If the claim(s) file is paper and the hearing office does not receive the paper file with the remand order, see HALLEX I-2-1-11.

When a hearing office receives a time-limited or delayed court remand case, the hearing office director (HOD), group supervisor (GS), or other designee will immediately:

  • Review the order;

  • Obtain any missing documents as quickly as possible (e.g., additional evidence that was the basis for the remand, a magistrate's report, or documents from the claimant, representative, or the Office of the General Counsel (OGC));

  • Estimate whether the hearing office can process the case within the court's established time limit, and if not, contact OGC about requesting an extension of time (see NOTE 2 below);

  • Designate the priority of the case; and

  • Prepare an analysis of the court order, the AC order, and the facts of the case within 2 working days of receipt. (The analysis will specifically note the actions mandated by the court or AC, any issues such as a pending motion for contempt of court, or any special circumstances that require special handling such as travel to a remote site).

The HOD, GS, or designee will provide the analysis and claim(s) file to the Hearing Office Chief Administrative Law Judge for immediate assignment to an ALJ.


Usually, the Office of Appellate Operations (OAO) Court Case Preparation and Review Branch (CCPRB) will request an extension of time if the court-imposed time limit has expired or will expire within 14 days of remanding a case to an ALJ. However, if the CCPRB did not request an extension, the HOD, GS, or designee, acting on behalf of the ALJ, must notify OGC that the ALJ needs an extension. In all other court-imposed time-limited cases, the HOD, GS, or designee must request any extension as soon as the need is apparent, but at least 14 days before the due date specified in the court's remand order. Whenever an extension is requested, the HOD, GS, or designee must inform the ALJ assigned to the case and the ODAR regional office of the request.

2. Actions After a Case Is Assigned

On the notice of hearing, the ALJ will:

  • Identify and enter the issue(s) raised in the court remand order and the AC remand order; and

  • Enter any new issues not raised in either the court remand order or AC remand order.

When drafting the decision, the ALJ will follow usual procedures, but will specifically address issues relating to the court and AC remand directives.

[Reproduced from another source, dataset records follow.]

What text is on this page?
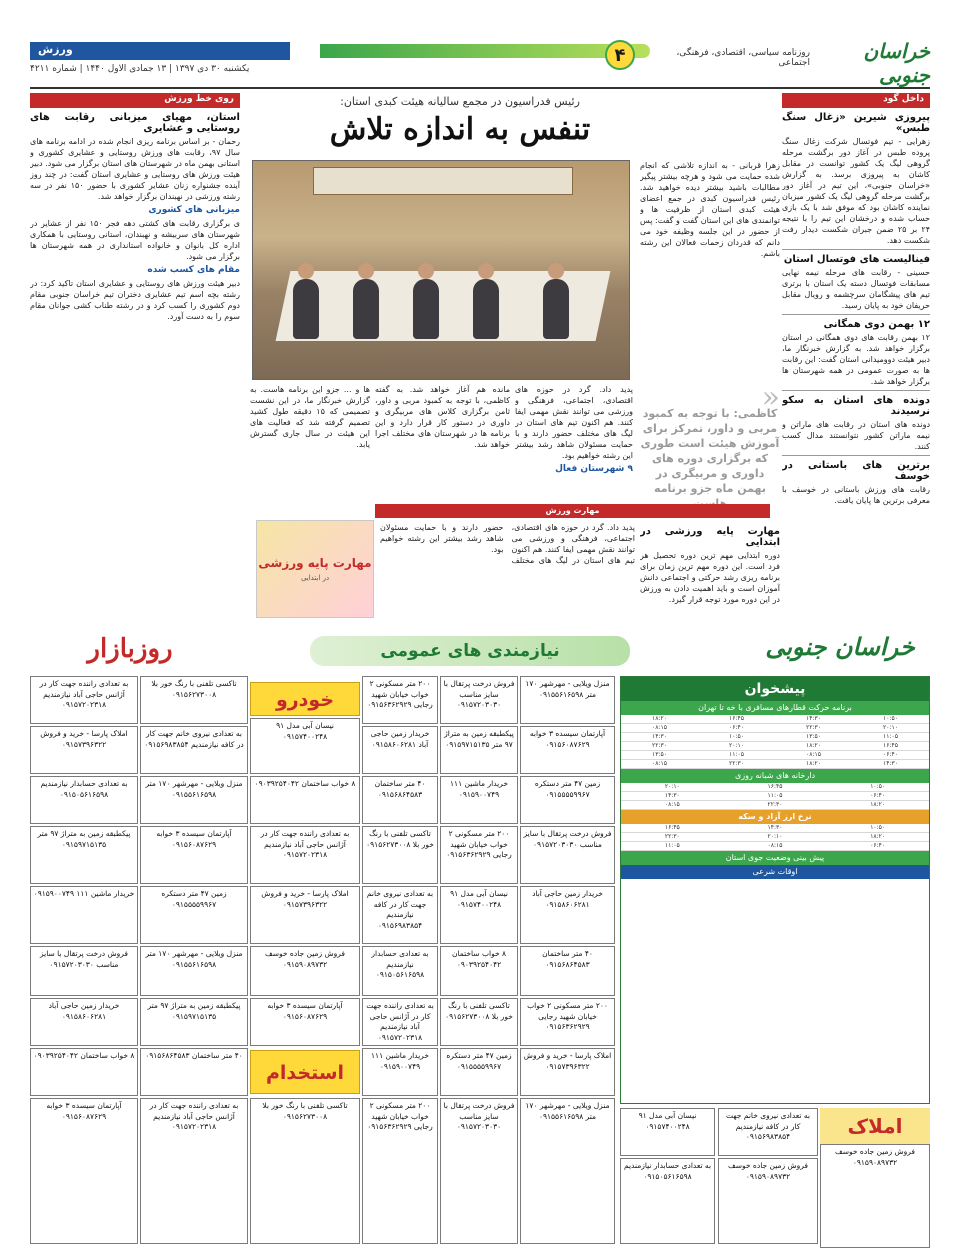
خراسان جنوبی
روزنامه سیاسی، اقتصادی، فرهنگی، اجتماعی
۴
ورزش
یکشنبه ۳۰ دی ۱۳۹۷ | ۱۳ جمادی الاول ۱۴۴۰ | شماره ۴۲۱۱
داخل گود
پیروزی شیرین «زغال سنگ طبس»
زهرایی - تیم فوتسال شرکت زغال سنگ پروده طبس در آغاز دور برگشت مرحله گروهی لیگ یک کشور توانست در مقابل کاشان به پیروزی برسد. به گزارش «خراسان جنوبی»، این تیم در آغاز دور برگشت مرحله گروهی لیگ یک کشور میزبان نماینده کاشان بود که موفق شد با یک بازی حساب شده و درخشان این تیم را با نتیجه ۲۴ بر ۲۵ ضمن جبران شکست دیدار رفت شکست دهد.
فینالیست های فوتسال استان
حسینی - رقابت های مرحله نیمه نهایی مسابقات فوتسال دسته یک استان با برتری تیم های پیشگامان سرچشمه و رویال مقابل حریفان خود به پایان رسید.
۱۲ بهمن دوی همگانی
۱۲ بهمن رقابت های دوی همگانی در استان برگزار خواهد شد. به گزارش خبرنگار ما، دبیر هیئت دوومیدانی استان گفت: این رقابت ها به صورت عمومی در همه شهرستان ها برگزار خواهد شد.
دونده های استان به سکو نرسیدند
دونده های استان در رقابت های ماراتن و نیمه ماراتن کشور نتوانستند مدال کسب کنند.
برترین های باستانی در خوسف
رقابت های ورزش باستانی در خوسف با معرفی برترین ها پایان یافت.
رئیس فدراسیون در مجمع سالیانه هیئت کبدی استان:
تنفس به اندازه تلاش
زهرا قربانی - به اندازه تلاشی که انجام شده حمایت می شود و هرچه بیشتر پیگیر مطالبات باشید بیشتر دیده خواهید شد. رئیس فدراسیون کبدی در جمع اعضای هیئت کبدی استان از ظرفیت ها و توانمندی های این استان گفت و گفت: پس از حضور در این جلسه وظیفه خود می دانم که قدردان زحمات فعالان این رشته باشم.
پدید داد. گرد در حوزه های اقتصادی، اجتماعی، فرهنگی و ورزشی می توانند نقش مهمی ایفا کنند. هم اکنون تیم های استان در لیگ های مختلف حضور دارند و با حمایت مسئولان شاهد رشد بیشتر این رشته خواهیم بود.
۹ شهرستان فعال
مانده هم آغاز خواهد شد. به گفته کاظمی، با توجه به کمبود مربی و داور، ثامن برگزاری کلاس های مربیگری و داوری در دستور کار قرار دارد و این برنامه ها در شهرستان های مختلف اجرا خواهد شد.
ها و ... جزو این برنامه هاست. به گزارش خبرنگار ما، در این نشست تصمیمی که ۱۵ دقیقه طول کشید تصمیم گرفته شد که فعالیت های این هیئت در سال جاری گسترش یابد.
«
کاظمی: با توجه به کمبود مربی و داور، تمرکز برای آموزش هیئت است طوری که برگزاری دوره های داوری و مربیگری در بهمن ماه جزو برنامه
مهارت ورزش
مهارت پایه ورزشی
در ابتدایی
مهارت پایه ورزشی در ابتدایی
دوره ابتدایی مهم ترین دوره تحصیل هر فرد است. این دوره مهم ترین زمان برای برنامه ریزی رشد حرکتی و اجتماعی دانش آموزان است و باید اهمیت دادن به ورزش در این دوره مورد توجه قرار گیرد.
پدید داد. گرد در حوزه های اقتصادی، اجتماعی، فرهنگی و ورزشی می توانند نقش مهمی ایفا کنند. هم اکنون تیم های استان در لیگ های مختلف حضور دارند و با حمایت مسئولان شاهد رشد بیشتر این رشته خواهیم بود.
روی خط ورزش
استان، مهیای میزبانی رقابت های روستایی و عشایری
رحمان - بر اساس برنامه ریزی انجام شده در ادامه برنامه های سال ۹۷، رقابت های ورزش روستایی و عشایری کشوری و استانی بهمن ماه در شهرستان های استان برگزار می شود. دبیر هیئت ورزش های روستایی و عشایری استان گفت: در چند روز آینده جشنواره زنان عشایر کشوری با حضور ۱۵۰ نفر در سه رشته ورزشی در نهبندان برگزار خواهد شد.
میزبانی های کشوری
ی برگزاری رقابت های کشتی دهه فجر ۱۵۰ نفر از عشایر در شهرستان های سربیشه و نهبندان، استانی روستایی با همکاری اداره کل بانوان و خانواده استانداری در همه شهرستان ها برگزار می شود.
مقام های کسب شده
دبیر هیئت ورزش های روستایی و عشایری استان تاکید کرد: در رشته بچه اسم تیم عشایری دختران تیم خراسان جنوبی مقام دوم کشوری را کسب کرد و در رشته طناب کشی جوانان مقام سوم را به دست آورد.
خراسان جنوبی
نیازمندی های عمومی
روزبازار
پیشخوان
برنامه حرکت قطارهای مسافری با خه تا تهران
۱۰:۵۰
۱۴:۳۰
۱۶:۴۵
۱۸:۲۰
۲۰:۱۰
۲۲:۳۰
۰۶:۴۰
۰۸:۱۵
۱۱:۰۵
۱۳:۵۰
۱۰:۵۰
۱۴:۳۰
۱۶:۴۵
۱۸:۲۰
۲۰:۱۰
۲۲:۳۰
۰۶:۴۰
۰۸:۱۵
۱۱:۰۵
۱۳:۵۰
۱۴:۳۰
۱۸:۲۰
۲۲:۳۰
۰۸:۱۵
دارخانه های شبانه روزی
۱۰:۵۰
۱۶:۴۵
۲۰:۱۰
۰۶:۴۰
۱۱:۰۵
۱۴:۳۰
۱۸:۲۰
۲۲:۳۰
۰۸:۱۵
نرخ ارز آزاد و سکه
۱۰:۵۰
۱۴:۳۰
۱۶:۴۵
۱۸:۲۰
۲۰:۱۰
۲۲:۳۰
۰۶:۴۰
۰۸:۱۵
۱۱:۰۵
پیش بینی وضعیت جوی استان
اوقات شرعی
منزل ویلایی - مهرشهر ۱۷۰ متر ۰۹۱۵۵۶۱۶۵۹۸
فروش درخت پرتقال با سایز مناسب ۰۹۱۵۷۲۰۳۰۳۰
۲۰۰ متر مسکونی ۲ خواب خیابان شهید رجایی ۰۹۱۵۶۳۶۲۹۲۹
خودرو
تاکسی تلفنی با رنگ خور بلا ۰۹۱۵۶۲۷۳۰۰۸
به تعدادی راننده جهت کار در آژانس حاجی آباد نیازمندیم ۰۹۱۵۷۲۰۲۳۱۸
آپارتمان سیسده ۳ خوابه ۰۹۱۵۶۰۸۷۶۲۹
پیکطبقه زمین به متراژ ۹۷ متر ۰۹۱۵۹۷۱۵۱۳۵
خریدار زمین حاجی آباد ۰۹۱۵۸۶۰۶۲۸۱
نیسان آبی مدل ۹۱ ۰۹۱۵۷۴۰۰۲۴۸
به تعدادی نیروی خانم جهت کار در کافه نیازمندیم ۰۹۱۵۶۹۸۳۸۵۴
املاک پارسا - خرید و فروش ۰۹۱۵۷۳۹۶۳۲۲
زمین ۴۷ متر دستکره ۰۹۱۵۵۵۵۹۹۶۷
خریدار ماشین ۱۱۱ ۰۹۱۵۹۰۰۷۴۹
۴۰ متر ساختمان ۰۹۱۵۶۸۶۴۵۸۳
۸ خواب ساختمان ۰۹۰۳۹۲۵۴۰۴۲
منزل ویلایی - مهرشهر ۱۷۰ متر ۰۹۱۵۵۶۱۶۵۹۸
به تعدادی حسابدار نیازمندیم ۰۹۱۵۰۵۶۱۶۵۹۸
فروش درخت پرتقال با سایز مناسب ۰۹۱۵۷۲۰۳۰۳۰
۲۰۰ متر مسکونی ۲ خواب خیابان شهید رجایی ۰۹۱۵۶۳۶۲۹۲۹
تاکسی تلفنی با رنگ خور بلا ۰۹۱۵۶۲۷۳۰۰۸
به تعدادی راننده جهت کار در آژانس حاجی آباد نیازمندیم ۰۹۱۵۷۲۰۲۳۱۸
آپارتمان سیسده ۳ خوابه ۰۹۱۵۶۰۸۷۶۲۹
پیکطبقه زمین به متراژ ۹۷ متر ۰۹۱۵۹۷۱۵۱۳۵
خریدار زمین حاجی آباد ۰۹۱۵۸۶۰۶۲۸۱
نیسان آبی مدل ۹۱ ۰۹۱۵۷۴۰۰۲۴۸
به تعدادی نیروی خانم جهت کار در کافه نیازمندیم ۰۹۱۵۶۹۸۳۸۵۴
املاک پارسا - خرید و فروش ۰۹۱۵۷۳۹۶۳۲۲
زمین ۴۷ متر دستکره ۰۹۱۵۵۵۵۹۹۶۷
خریدار ماشین ۱۱۱ ۰۹۱۵۹۰۰۷۴۹
۴۰ متر ساختمان ۰۹۱۵۶۸۶۴۵۸۳
۸ خواب ساختمان ۰۹۰۳۹۲۵۴۰۴۲
به تعدادی حسابدار نیازمندیم ۰۹۱۵۰۵۶۱۶۵۹۸
فروش زمین جاده خوسف ۰۹۱۵۹۰۸۹۷۳۲
منزل ویلایی - مهرشهر ۱۷۰ متر ۰۹۱۵۵۶۱۶۵۹۸
فروش درخت پرتقال با سایز مناسب ۰۹۱۵۷۲۰۳۰۳۰
۲۰۰ متر مسکونی ۲ خواب خیابان شهید رجایی ۰۹۱۵۶۳۶۲۹۲۹
تاکسی تلفنی با رنگ خور بلا ۰۹۱۵۶۲۷۳۰۰۸
به تعدادی راننده جهت کار در آژانس حاجی آباد نیازمندیم ۰۹۱۵۷۲۰۲۳۱۸
آپارتمان سیسده ۳ خوابه ۰۹۱۵۶۰۸۷۶۲۹
پیکطبقه زمین به متراژ ۹۷ متر ۰۹۱۵۹۷۱۵۱۳۵
خریدار زمین حاجی آباد ۰۹۱۵۸۶۰۶۲۸۱
نیسان آبی مدل ۹۱ ۰۹۱۵۷۴۰۰۲۴۸
به تعدادی نیروی خانم جهت کار در کافه نیازمندیم ۰۹۱۵۶۹۸۳۸۵۴
املاک پارسا - خرید و فروش ۰۹۱۵۷۳۹۶۳۲۲
زمین ۴۷ متر دستکره ۰۹۱۵۵۵۵۹۹۶۷
خریدار ماشین ۱۱۱ ۰۹۱۵۹۰۰۷۴۹
استخدام
۴۰ متر ساختمان ۰۹۱۵۶۸۶۴۵۸۳
۸ خواب ساختمان ۰۹۰۳۹۲۵۴۰۴۲
به تعدادی حسابدار نیازمندیم ۰۹۱۵۰۵۶۱۶۵۹۸
فروش زمین جاده خوسف ۰۹۱۵۹۰۸۹۷۳۲
منزل ویلایی - مهرشهر ۱۷۰ متر ۰۹۱۵۵۶۱۶۵۹۸
فروش درخت پرتقال با سایز مناسب ۰۹۱۵۷۲۰۳۰۳۰
۲۰۰ متر مسکونی ۲ خواب خیابان شهید رجایی ۰۹۱۵۶۳۶۲۹۲۹
تاکسی تلفنی با رنگ خور بلا ۰۹۱۵۶۲۷۳۰۰۸
به تعدادی راننده جهت کار در آژانس حاجی آباد نیازمندیم ۰۹۱۵۷۲۰۲۳۱۸
آپارتمان سیسده ۳ خوابه ۰۹۱۵۶۰۸۷۶۲۹	املاک
فروش زمین جاده خوسف ۰۹۱۵۹۰۸۹۷۳۲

If the claim(s) file is paper and the ALJ issues:

  • A partially favorable decision, the hearing office will ask the effectuating component to forward the claim(s) file to OAO after the decision is effectuated;

  • A fully favorable decision, the hearing office will send a copy of the fully favorable decision to the appropriate OGC office; or

  • An unfavorable decision, the hearing office will send the file to OAO.

C. Representative Fees

See HALLEX I-1-2-6 for the delegation of authority to authorize fees and HALLEX I-1-2 generally for information on processing representative fees. When evaluating a fee authorization, an ALJ must remember that he or she is only authorized to approve a fee for services before the agency. See HALLEX I-1-2-5.

In some instances, OGC may request a copy of the fee authorized to a representative for administrative services. When requested, hearing office staff will provide a copy to OGC as quickly as possible.